US$50 million Vanuatu twin cyclone disaster cost

The initial estimate of the recovery cost following Vanuatu’s twin cyclone disaster is estimated at six billion vatu (US$50 million).

Cyclones Judy and Kevin caused extensive damage and plunged parts of Vanuatu into a state of emergency.

However, Prime Minister Ishmael Kalsakau said the true cost is yet to be determined.

He said at the moment he is focused on reinstalling confidence back in the system.

While communication in Port Vila is, for the most part, up and running, lines to other islands remain cut off.

Kalsakau said rapid assessment teams have been dispatched.

“Once we get our communication lines fully open, and our power lines restored, we’ll be able to get the figures right away,” he said.

The Prime Minister said the hope is to have communication restored before the end of this week with the help of foreign aid.

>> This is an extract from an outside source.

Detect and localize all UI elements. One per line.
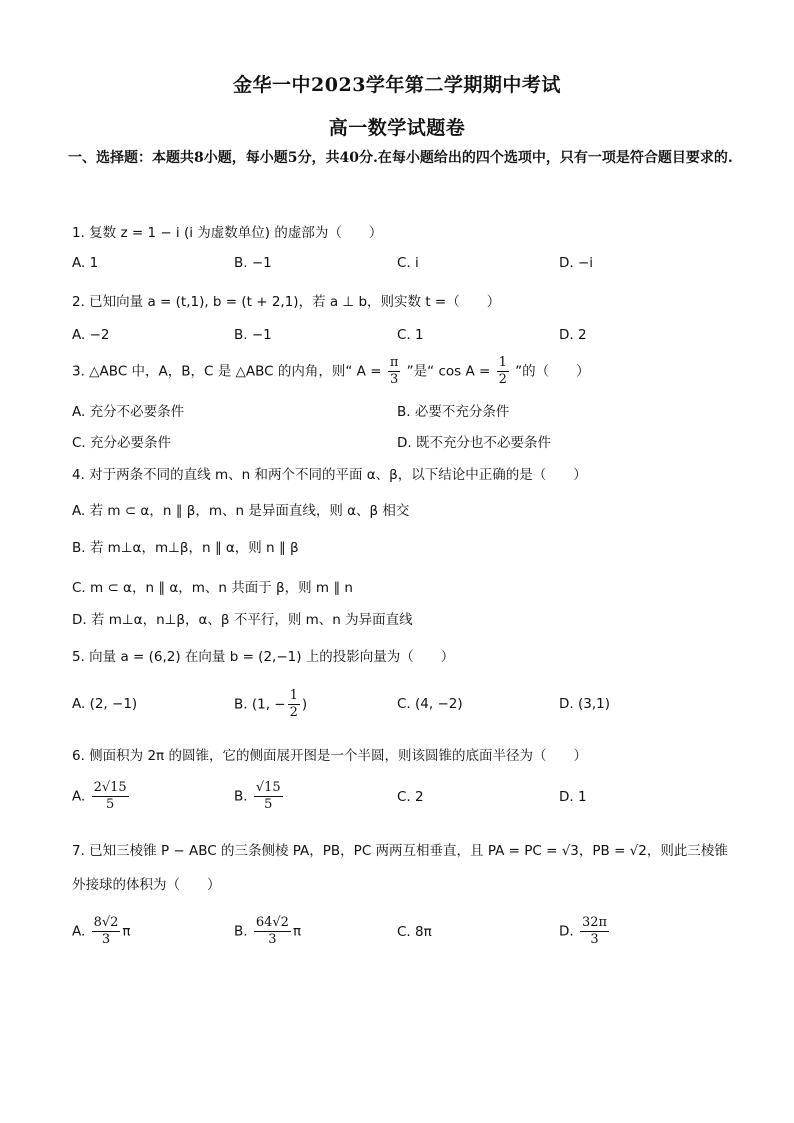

The damage is extensive, he said.

“We are still taking stock. At the moment, the total response cost will be about six million vatu (US$50 million),” Kalsakau said.

That figure is just an initial amount, before full assessments have taken place.

All the while, ni-Vanuatu residents on small islands in Shefa Province remain cut off from Port Vila.

Kalsakau said islands in Tafea Province are also cut off and badly damaged.

“Our reports clearly report the cyclones developing into category four when they left Efate.

“The reports were devastating,” he said.

“People have no connection to Port Vila at the present time, they are trying to rebuild their shelters, it’s difficult to gauge their reaction at the moment, they’re relying on local crops. But as time goes by, because of the substantial rain, we would need dry rations, but that’s already on the way,”

He said usually dry rations are needed after three weeks but some of the response teams that have already been dispatched have such food items with them for immediate need.

The HMAS Canberra was due to arrive by Thursday morning with more than 600 Australian Defence Force personnel on board along with humanitarian supplies.

“We are very grateful that the HMAS Canberra is coming with three helicopters, which will enable us to take our people to the islands. And then there are quite a number of personnel as well who are there on those boats, to enable us to be able to get our communication lines up.”

“When we put our hands together and our minds together, we’ll be able to achieve a lot in a short time.

“We’re so grateful. There has been tremendous support that’s been extended by all families around the world to Vanuatu during this time.

“I thank all of our donor partners from Australia, New Zealand, EU, UK and France for responding.”

While authorities are taking stock of the damage, affected families and communities are helping each other rebuild homes, restoring water systems and clearing blocked roads.

A RSE worker from Vanuatu says all the money he earns in New Zealand will be sent back to help rebuild his country.

Emanuel Roslyn flew into Auckland with around 60 other workers on the first flight out of the country Wednesday afternoon.

His father’s home was flattened, leaving him sheltering in Port Vila.

“It was really really bad… Only a day separated the cyclones so there was no time to even try and fix your home because there was another one coming,” he said.

The decision to leave for seven months so soon after the cyclones was hard for everyone, Roslyn said.

“Some of them thought ‘oh maybe we shouldn’t go’, but I encouraged them, I said it’s an opportunity for you to go there and earn money and then you can rebuild your home. It’s hard… but we have to [do it].”